Monday, October 12, 2009

Being Jewey

So for those of you that don't know I am the son of a Rabbi and that has also added to some, umm, fun with things... For instance, this Simchat Torah i did Torah Tours, a group that sends students all around the country to strengthen Jewish communities "simcha" on this holiday, singing and dancing and the like. Shout out to my amazing T-squared group.
So it happens that the Rabbi didn't give us clear instruction as to what to be responsible for- and off the cuff, and with help from my fellow group-mates, I randomly remembered the tune for the Megillah Kohelet and whipped out 8 chapters of that... also called up the Chasan Torah Chasan Breishis. Also got annoyed when the Rabbi didn't do certain things right. UGHHHH.
Why do I know all these things? Why do I get frustrated b/c the person reading the Torah was 14 and mispronounced half the words? It's frustrating for me to know that I care so much.
Once upon a time i wanted to be a Rabbi. Judaism is a huge passion of mine. But i always just wanted to be the cool kid, or the one who blended in (and by blend in i mean sit in the back of the shul and talk, and not care about what was going on up front). and definitely not the jewey one. So am I cool? Am I the Jewey nerd? Am I both? Am I neither?
And does being gay have to relate to any of these and mean that I can't be involved in a shul or can't be a Gabai or even Rabbi even if I choose to be celibate but still out of the closet?

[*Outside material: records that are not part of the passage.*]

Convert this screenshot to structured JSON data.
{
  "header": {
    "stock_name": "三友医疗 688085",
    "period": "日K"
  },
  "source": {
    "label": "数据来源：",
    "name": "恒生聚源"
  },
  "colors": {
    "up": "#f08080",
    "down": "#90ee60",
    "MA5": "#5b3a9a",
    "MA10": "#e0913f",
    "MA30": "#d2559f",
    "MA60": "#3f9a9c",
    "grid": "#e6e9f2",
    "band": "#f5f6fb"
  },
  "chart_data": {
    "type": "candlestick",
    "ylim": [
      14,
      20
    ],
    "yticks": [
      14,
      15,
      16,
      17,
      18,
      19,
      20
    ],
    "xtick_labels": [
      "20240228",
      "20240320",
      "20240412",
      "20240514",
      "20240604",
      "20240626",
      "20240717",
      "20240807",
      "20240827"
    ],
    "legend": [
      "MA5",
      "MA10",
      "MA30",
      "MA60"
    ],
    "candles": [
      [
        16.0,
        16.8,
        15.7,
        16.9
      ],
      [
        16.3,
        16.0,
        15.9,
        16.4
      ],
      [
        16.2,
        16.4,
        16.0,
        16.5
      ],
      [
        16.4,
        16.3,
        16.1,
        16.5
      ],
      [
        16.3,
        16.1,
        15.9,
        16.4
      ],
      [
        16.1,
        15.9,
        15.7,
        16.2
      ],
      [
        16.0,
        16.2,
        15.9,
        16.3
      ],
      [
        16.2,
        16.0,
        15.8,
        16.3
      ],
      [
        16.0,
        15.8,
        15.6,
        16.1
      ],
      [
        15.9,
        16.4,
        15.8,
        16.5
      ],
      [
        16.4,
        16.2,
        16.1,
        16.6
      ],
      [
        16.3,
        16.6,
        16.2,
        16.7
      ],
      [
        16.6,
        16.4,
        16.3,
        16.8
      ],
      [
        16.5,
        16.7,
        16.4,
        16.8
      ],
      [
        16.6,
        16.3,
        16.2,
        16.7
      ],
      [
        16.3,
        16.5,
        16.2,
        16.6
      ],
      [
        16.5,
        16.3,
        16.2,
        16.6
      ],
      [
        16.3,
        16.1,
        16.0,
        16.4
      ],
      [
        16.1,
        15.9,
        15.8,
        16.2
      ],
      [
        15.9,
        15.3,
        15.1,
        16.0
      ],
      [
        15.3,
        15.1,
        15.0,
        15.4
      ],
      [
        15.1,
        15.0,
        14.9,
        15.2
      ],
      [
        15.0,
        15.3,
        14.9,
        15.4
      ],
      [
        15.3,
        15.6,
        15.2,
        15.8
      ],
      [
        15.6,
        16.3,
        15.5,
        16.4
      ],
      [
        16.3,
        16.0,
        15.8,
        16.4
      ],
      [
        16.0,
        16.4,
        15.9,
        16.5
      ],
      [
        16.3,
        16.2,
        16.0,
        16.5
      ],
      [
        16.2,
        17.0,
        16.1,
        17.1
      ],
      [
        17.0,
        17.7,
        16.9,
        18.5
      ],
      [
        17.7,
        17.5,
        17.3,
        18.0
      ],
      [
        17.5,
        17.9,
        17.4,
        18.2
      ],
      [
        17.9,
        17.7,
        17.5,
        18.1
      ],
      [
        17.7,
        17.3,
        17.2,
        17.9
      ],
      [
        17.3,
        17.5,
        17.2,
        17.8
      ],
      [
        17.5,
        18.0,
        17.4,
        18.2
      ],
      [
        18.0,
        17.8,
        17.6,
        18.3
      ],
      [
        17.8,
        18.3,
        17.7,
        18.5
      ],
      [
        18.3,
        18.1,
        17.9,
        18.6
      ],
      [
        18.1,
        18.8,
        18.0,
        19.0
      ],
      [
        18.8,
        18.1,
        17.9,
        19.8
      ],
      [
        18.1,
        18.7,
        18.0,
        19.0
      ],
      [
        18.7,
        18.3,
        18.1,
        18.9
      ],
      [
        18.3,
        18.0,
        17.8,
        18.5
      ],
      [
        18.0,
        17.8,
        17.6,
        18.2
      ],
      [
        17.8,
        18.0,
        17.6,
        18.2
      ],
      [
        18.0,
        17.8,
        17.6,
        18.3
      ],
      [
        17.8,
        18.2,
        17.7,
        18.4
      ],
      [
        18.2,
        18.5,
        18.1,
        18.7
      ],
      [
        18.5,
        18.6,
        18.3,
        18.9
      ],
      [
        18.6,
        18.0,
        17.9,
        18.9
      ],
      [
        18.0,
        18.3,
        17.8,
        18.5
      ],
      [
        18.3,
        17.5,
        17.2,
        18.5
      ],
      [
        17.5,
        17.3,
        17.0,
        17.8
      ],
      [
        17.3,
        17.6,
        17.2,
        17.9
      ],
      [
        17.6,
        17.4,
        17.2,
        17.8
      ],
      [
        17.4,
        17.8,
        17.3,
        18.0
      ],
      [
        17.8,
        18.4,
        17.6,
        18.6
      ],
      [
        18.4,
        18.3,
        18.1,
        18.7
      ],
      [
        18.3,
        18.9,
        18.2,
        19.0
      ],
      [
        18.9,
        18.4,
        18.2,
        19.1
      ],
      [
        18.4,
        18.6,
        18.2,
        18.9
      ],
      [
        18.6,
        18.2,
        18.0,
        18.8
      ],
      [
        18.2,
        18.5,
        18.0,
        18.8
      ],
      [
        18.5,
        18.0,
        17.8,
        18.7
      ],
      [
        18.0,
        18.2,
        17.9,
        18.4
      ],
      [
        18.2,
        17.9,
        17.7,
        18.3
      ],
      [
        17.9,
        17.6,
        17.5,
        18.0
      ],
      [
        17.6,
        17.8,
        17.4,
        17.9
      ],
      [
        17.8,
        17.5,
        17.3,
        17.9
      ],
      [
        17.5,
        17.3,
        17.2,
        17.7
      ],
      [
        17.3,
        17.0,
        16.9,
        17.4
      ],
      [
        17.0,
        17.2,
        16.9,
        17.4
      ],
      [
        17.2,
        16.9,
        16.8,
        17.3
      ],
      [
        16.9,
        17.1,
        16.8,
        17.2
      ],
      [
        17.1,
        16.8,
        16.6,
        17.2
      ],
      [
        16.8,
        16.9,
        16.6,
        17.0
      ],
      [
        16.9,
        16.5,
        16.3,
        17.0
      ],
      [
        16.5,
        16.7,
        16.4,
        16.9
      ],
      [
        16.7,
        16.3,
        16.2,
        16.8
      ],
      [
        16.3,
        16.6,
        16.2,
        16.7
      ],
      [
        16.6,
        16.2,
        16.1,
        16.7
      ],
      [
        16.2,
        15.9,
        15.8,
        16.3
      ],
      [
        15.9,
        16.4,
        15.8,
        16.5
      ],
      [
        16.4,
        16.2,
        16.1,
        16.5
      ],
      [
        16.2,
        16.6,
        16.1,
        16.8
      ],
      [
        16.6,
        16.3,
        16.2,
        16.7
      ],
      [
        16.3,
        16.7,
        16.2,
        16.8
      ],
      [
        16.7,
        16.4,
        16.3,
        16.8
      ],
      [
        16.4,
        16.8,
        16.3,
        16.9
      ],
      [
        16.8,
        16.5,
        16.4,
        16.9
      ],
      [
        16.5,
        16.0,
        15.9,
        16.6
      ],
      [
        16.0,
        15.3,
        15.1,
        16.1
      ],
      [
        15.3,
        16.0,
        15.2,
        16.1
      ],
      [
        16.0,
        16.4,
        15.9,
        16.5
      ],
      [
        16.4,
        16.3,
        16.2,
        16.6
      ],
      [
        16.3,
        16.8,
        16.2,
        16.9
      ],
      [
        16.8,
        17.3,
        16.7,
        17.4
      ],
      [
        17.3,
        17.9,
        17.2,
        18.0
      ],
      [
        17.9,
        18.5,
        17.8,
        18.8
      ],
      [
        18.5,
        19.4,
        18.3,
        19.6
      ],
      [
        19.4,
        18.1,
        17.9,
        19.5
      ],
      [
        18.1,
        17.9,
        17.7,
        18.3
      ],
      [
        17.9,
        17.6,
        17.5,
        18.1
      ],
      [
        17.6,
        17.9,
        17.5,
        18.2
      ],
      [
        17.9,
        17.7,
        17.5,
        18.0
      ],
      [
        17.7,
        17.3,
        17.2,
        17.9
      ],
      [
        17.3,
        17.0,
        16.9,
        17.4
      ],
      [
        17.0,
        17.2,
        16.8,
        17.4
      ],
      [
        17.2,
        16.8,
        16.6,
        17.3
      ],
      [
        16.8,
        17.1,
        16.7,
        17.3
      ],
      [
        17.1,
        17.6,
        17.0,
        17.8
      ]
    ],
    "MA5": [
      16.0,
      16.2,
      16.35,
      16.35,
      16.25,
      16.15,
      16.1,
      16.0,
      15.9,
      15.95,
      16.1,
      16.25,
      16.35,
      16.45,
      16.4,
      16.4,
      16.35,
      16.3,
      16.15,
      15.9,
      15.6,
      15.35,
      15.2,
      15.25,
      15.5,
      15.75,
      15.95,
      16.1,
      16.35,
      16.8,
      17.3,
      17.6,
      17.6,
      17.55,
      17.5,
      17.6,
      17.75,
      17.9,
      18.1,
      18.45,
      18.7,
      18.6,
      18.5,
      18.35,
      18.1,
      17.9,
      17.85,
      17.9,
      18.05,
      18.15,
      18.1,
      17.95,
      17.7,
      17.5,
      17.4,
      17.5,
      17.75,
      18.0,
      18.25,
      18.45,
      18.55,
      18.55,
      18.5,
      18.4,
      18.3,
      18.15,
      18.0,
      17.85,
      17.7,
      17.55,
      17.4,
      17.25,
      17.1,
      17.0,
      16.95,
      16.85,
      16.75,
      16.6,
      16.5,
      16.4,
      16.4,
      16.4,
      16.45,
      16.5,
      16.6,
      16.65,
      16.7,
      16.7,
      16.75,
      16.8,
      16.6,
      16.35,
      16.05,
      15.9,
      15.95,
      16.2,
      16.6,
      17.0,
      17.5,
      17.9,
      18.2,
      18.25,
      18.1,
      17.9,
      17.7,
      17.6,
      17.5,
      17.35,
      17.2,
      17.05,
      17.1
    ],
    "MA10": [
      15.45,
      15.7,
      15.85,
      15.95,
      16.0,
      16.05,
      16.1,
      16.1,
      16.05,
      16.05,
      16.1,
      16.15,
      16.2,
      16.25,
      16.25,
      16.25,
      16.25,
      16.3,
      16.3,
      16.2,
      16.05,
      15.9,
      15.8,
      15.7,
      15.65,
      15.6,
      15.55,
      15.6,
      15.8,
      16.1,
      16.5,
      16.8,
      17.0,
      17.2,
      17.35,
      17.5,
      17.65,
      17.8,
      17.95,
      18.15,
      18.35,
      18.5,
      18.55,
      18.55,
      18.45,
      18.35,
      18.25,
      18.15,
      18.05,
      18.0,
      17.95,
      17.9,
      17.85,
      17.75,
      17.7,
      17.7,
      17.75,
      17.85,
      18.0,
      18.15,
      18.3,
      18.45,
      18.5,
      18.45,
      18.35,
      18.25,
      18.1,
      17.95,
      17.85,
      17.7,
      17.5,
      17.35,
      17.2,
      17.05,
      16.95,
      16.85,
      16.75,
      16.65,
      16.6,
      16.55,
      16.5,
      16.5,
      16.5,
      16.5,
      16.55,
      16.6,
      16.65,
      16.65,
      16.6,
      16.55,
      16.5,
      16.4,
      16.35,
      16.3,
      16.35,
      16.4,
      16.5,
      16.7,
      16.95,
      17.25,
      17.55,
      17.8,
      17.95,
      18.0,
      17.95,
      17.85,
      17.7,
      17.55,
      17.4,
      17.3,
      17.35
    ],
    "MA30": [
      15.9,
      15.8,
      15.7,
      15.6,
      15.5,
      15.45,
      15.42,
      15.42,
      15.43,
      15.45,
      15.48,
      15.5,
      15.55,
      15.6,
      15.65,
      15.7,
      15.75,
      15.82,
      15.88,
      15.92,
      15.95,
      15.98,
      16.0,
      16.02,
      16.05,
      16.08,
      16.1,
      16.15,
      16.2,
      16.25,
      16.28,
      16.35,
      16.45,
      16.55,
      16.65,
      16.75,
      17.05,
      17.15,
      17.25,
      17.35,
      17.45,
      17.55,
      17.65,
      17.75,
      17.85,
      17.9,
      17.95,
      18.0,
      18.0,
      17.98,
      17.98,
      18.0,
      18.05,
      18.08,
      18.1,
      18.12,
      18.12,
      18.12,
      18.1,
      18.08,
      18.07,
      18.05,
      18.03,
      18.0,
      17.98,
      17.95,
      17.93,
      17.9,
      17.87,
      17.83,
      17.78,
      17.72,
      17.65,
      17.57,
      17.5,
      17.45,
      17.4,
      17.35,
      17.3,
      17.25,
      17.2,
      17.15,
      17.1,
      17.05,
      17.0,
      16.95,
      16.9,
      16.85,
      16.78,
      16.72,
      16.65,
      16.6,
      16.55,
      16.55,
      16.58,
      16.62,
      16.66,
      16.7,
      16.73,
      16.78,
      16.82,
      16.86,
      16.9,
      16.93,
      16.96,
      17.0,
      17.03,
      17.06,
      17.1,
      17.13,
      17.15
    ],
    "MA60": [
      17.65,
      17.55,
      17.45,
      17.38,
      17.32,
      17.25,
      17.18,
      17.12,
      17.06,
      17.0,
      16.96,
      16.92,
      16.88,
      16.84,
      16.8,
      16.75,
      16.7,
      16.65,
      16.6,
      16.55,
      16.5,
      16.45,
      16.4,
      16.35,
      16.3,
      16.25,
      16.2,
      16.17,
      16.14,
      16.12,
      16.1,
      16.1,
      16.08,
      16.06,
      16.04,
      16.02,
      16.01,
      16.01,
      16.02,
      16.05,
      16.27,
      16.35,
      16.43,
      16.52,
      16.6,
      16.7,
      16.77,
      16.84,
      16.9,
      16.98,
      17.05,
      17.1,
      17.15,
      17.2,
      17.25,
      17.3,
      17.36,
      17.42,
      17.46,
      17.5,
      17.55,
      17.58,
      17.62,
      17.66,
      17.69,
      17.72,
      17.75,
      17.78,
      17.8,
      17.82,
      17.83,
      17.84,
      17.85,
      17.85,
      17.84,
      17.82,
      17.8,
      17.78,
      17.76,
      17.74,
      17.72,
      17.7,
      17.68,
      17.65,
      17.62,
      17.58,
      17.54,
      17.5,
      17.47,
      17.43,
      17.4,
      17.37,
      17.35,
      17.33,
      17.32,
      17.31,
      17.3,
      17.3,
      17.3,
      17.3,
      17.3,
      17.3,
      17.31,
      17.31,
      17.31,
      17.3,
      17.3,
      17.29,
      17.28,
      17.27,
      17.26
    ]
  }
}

  1. The curse of the rabbi's boys my friend. Doesn't matter what you do, you will always be jewey and will always hum the proper melodies to the davening when the klei kodesh mess up. Doesn't matter how you dress, what you listen to, or what you drink on Mach Hach get togethers. Once a PK always a PK. Being openly gay clearly won't change the way you feel, and in my opinion shouldn't restrict you from being an active member of not only a Jewish community, but a shul as well (although let's face it, it'd be a HUGE challenge to be a gay Orthodox rabbi for non-gay members. There's just too many complications). You know the job better than most, why shouldn't you participate? For some strange reason, gays are viewed upon as "untouchables," while the crooked businessmen, adulterers, etc. might not necessarily be so bad that we would need to deny them an aliyah. I'm just spit balling, but I think that being gay is just more taboo than anything else, and that makes all the difference. Either way, keep up the writing and the good fight.

  2. it's jewy...not jewey!

  3. you always have cared and u always will, cuz that is who u are, and how u have always acted. ur a good guy - keep it up.

  4. being "out" is different than being an adulterer an adulterer is only one once he has acted on that, for instance a known 'flirter' is looked down upon but not refused aliot an 'loud and proud adulterer' should definitely not get an aliyah. Having the desire and not acting on it is not unacceptable, there are many who have enjoyed the smell of bacon and shrimp.

  5. DaJoy, adulterers do tend to stray more than once, and keep it to themselves, just the fact that I am out, shouldn't put me in a category different than said adulterers. Further, no one in any community has any right to think, even if they know I'm gay, that I am daily/weekly or ever have had a sexual relationship with a member of the same gender. I know being 'celibate' would be ideal, but is that really possible? especially in such an age of sex and promiscuity?

  6. I feel like you are saying two different things on one hand your saying yes adulterers which is ussur should not get an aliyah and should not be given special consideration for their feelings, and should not be welcomed by the community, yet that while we should of course give you the benefit of the doubt about what you are/are not have/have not done (which I absolutely do as should be) are you asking that b/c you live in a place where a certain avairah is normalized is ok that we should not expect that and that should be ok?
    You are a Torah Jew that is your reason, seeking chizuk is a good thing you clearly have the motivation for that goal.

  7. FG-
    if you saw the movie Trembling before Gd you will see a Rabbi interviewed who is gay, and who is accepted.

    Follow your dreams, dont let anything stop you.